Pat Crowley speaks for the Ohio Consumer Lenders Association. He says the industry’s customers are happy with the products it offers, and that making changes that would drive payday lenders out of business wouldn’t help those low-income people. “By eliminating credit options, exposing consumers to more expensive options such as unregulated offshore internet lenders, overdrafts, utility shutoff fees or more, even illegal lending activities, proposing public policy that restricts credit access without providing a realistic alternative puts hundreds of thousands of Ohio families at risk.”

 

The Pew study shows most Ohioans who use payday lenders are working and making around $30,000 a year. And they’re paying more to these payday lenders here than borrowers in other states getting loans from the same companies – for instance, an Ohioan who borrowed $300 for five months would pay interest and fees of $680, but someone in Colorado would pay $172 for the same loan. Lisa Hamler-Fugitt heads up the Ohio Association of Food Banks. “What this tells us is, poverty is big business. This is an industry that has figured out how to exploit the most vulnerable in our society.”

 

But Crowley says payday lenders offer a variety of products with different terms and fees, so a one-size-fits-all crackdown isn’t fair to those who want to continue to work with the borrowers who need them.

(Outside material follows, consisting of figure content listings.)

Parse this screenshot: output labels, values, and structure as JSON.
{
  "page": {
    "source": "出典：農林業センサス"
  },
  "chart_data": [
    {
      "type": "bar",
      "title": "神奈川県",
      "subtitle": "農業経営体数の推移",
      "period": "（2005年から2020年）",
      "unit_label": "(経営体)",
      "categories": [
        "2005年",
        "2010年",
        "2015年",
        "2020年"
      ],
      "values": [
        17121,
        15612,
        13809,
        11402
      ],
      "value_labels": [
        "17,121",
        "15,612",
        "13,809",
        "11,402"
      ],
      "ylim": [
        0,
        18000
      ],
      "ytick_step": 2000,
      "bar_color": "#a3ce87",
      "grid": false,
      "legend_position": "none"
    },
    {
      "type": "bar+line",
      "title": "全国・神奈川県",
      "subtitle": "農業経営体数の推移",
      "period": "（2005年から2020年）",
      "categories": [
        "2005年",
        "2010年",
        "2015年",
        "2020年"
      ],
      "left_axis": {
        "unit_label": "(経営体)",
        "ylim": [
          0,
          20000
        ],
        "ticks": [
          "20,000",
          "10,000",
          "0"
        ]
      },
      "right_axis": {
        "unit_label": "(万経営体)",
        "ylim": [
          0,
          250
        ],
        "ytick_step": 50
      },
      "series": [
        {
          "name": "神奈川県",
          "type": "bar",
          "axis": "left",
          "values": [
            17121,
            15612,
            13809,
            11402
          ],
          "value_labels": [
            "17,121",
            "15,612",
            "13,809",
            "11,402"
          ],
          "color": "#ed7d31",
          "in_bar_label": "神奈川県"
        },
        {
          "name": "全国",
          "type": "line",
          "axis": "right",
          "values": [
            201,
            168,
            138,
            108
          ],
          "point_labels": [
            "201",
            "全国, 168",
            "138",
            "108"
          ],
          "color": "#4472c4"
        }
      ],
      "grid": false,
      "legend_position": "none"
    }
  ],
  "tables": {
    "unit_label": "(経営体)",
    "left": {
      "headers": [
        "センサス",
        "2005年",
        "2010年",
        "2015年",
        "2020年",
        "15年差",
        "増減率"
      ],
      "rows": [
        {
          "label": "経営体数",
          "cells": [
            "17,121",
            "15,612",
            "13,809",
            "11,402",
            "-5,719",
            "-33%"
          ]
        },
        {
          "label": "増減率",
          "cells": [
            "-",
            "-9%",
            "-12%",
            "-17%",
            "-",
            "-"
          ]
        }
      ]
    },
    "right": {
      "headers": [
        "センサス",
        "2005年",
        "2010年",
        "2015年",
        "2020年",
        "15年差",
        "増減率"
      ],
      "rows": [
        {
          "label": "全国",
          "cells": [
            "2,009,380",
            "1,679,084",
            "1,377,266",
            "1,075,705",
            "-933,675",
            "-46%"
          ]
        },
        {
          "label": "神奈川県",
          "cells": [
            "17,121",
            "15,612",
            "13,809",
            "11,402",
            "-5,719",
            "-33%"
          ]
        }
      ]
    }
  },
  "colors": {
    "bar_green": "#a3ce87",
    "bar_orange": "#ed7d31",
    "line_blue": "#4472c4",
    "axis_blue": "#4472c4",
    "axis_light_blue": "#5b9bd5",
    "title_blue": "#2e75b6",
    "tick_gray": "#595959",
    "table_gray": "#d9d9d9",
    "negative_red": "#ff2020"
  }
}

Capping interest rates for payday lenders may sound familiar. That’s because lawmakers did just that in 2008. Payday lenders went to the ballot and spent $20 million on a campaign to repeal that law. But voters supported it 2-1. So lenders simply found another section of the law under which to operate – an action some lawmakers encouraged, perhaps thinking lenders would offer cheaper loans, but also to keep an industry that’s been generous to candidates in Ohio. Crowley hints the industry isn’t going away because of this bill. “We’ll wait to see what happens with that. But we want to continue to operate and continue providing credit to our customers.”

 

Democrat Michael Ashford of Toledo and Republican Marlene Anielski of Walton Hills near Cleveland had been working on the House bill, but Anielski dropped her name from it, saying she needed to focus on a suicide prevention bill. Knowing he’d need a Republican to push it, Ashford then found support from Republican Kyle Koehler of Springfield. House Speaker Cliff Rosenberger didn’t have much to say about the bill other than it’ll get looked over carefully in hearings and he’ll meet with interested parties on both sides.